In the fall of 1967, Lillian registered for Harvard Business School. She didn't realize until she arrived that she was the only black woman at HBS. Of the 800 students in her class, only 6 were black and 18 female. During her first year, Lillian and four black classmates -- A. Leroy Willis, Clifford E. Darden, Theodore Lewis and George Robert Price -- talked about the need to increase the number of blacks at the school. They decided to start the HBS African-American Student Union (AASU). Dean George P. Baker supported the group and approached corporations to raise additional scholarship money. Over the course of two years, AASU increased the number of African-American students sevenfold, increased financial aid for African-American students and provided career development opportunities.
Before graduating in 1969, Lillian was not interviewed or recruited by a single company. She decided to return to her previous employer in D.C. - a management consulting company, Sterling. After the company closed its Washington office, she held various jobs, including stockbroker, management trainee, job-training consultant, and business professor at Bowie State. Then, a former colleague recommended her for a job as executive vice president of Unified Services, a building maintenance business. She says of the experience, "As his second-in-command I ran this guy's company for several years." 

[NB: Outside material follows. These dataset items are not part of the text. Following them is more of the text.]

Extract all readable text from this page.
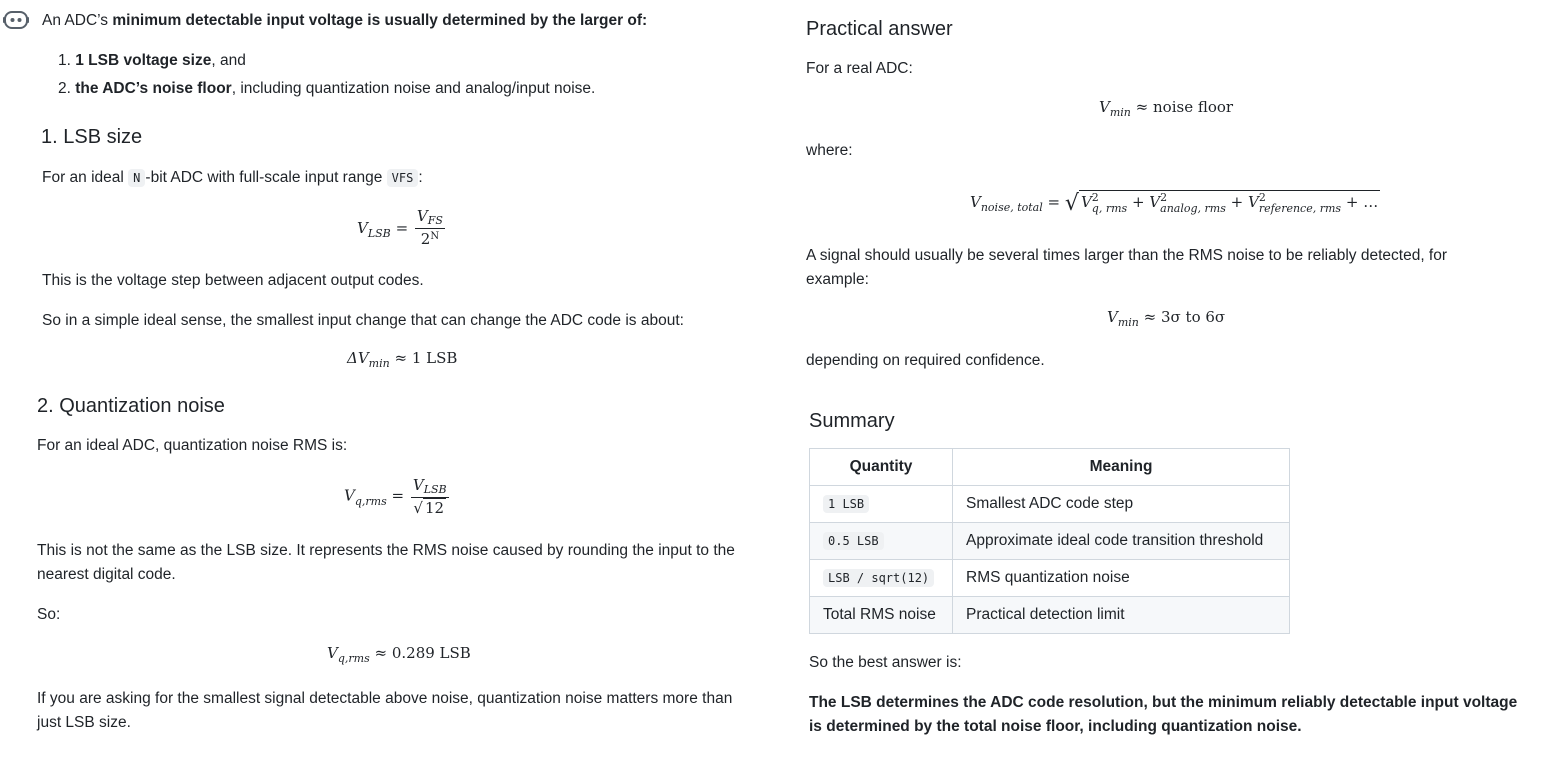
An ADC’s minimum detectable input voltage is usually determined by the larger of:
1. 1 LSB voltage size, and
2. the ADC’s noise floor, including quantization noise and analog/input noise.
1. LSB size
For an ideal N -bit ADC with full-scale input range VFS :
$V_{LSB} = \frac{V_{FS}}{2^N}$
This is the voltage step between adjacent output codes.
So in a simple ideal sense, the smallest input change that can change the ADC code is about:
$\Delta V_{min} \approx 1$ LSB
2. Quantization noise
For an ideal ADC, quantization noise RMS is:
$V_{q,rms} = \frac{V_{LSB}}{√ 12}$
This is not the same as the LSB size. It represents the RMS noise caused by rounding the input to the nearest digital code.
So:
$V_{q,rms} \approx 0.289$ LSB
If you are asking for the smallest signal detectable above noise, quantization noise matters more than just LSB size.
Practical answer
For a real ADC:
$V_{min}$ ≈ noise floor
where:
$V_{noise, total}$ = √ V 2
q, rms + V 2
analog, rms + V 2
reference, rms + …
A signal should usually be several times larger than the RMS noise to be reliably detected, for example:
$V_{min} \approx 3\sigma$ to 6σ
depending on required confidence.
Summary
Quantity	Meaning
1 LSB	Smallest ADC code step
0.5 LSB	Approximate ideal code transition threshold
LSB / sqrt(12)	RMS quantization noise
Total RMS noise	Practical detection limit
So the best answer is:
The LSB determines the ADC code resolution, but the minimum reliably detectable input voltage is determined by the total noise floor, including quantization noise.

In 1976, she launched her own building services company, Centennial One, headquartered in Landover, Maryland. Starting with 20 part-time employees, $4,000 in savings, a $12,000 line of credit, and an office in her garage, she built Centennial One into a company that made over $20 million in revenues, 1200 employees and has operations in four states. The company offered a range of services from carpet cleaning to landscaping. Her roster of clients included ABC News, Dulles Airport, Hewlett-Packard, NationsBank, Northrop Grumman and Arthur D. Little. In 1995, she was the first woman to serve as president of an international association of building service contractors.
Lillian sold Centennial One in 2001 and began a successful speaking career. Her topics include: “My Journey to Higher Ground,” “Lifting as You Climb,” “Success Builds Success,” “Lessons Learned: If I Had to Do It Over Again” and “ The Road Map to Success: Ready! Set! Go!”
In 2003, Harvard Business School awarded Lillian the Alumni Achievement Award, the highest award bestowed on its alumni. The award recognizes recipients for "the contributions they made to their companies and communities, while upholding the highest standards and values in everything they do." Lillian sits on the Board of Visitors at Virginia Commonwealth University and the Board of Directors for Harvard Business School African-American Alumni Association.
At the urging of many people who have heard her presentations, Lillian has written a book about her experiences, entitled “The Road to Someplace Better: From the Segregated South to Harvard Business School and Beyond.” It was published by John Wiley & Sons in January 2010.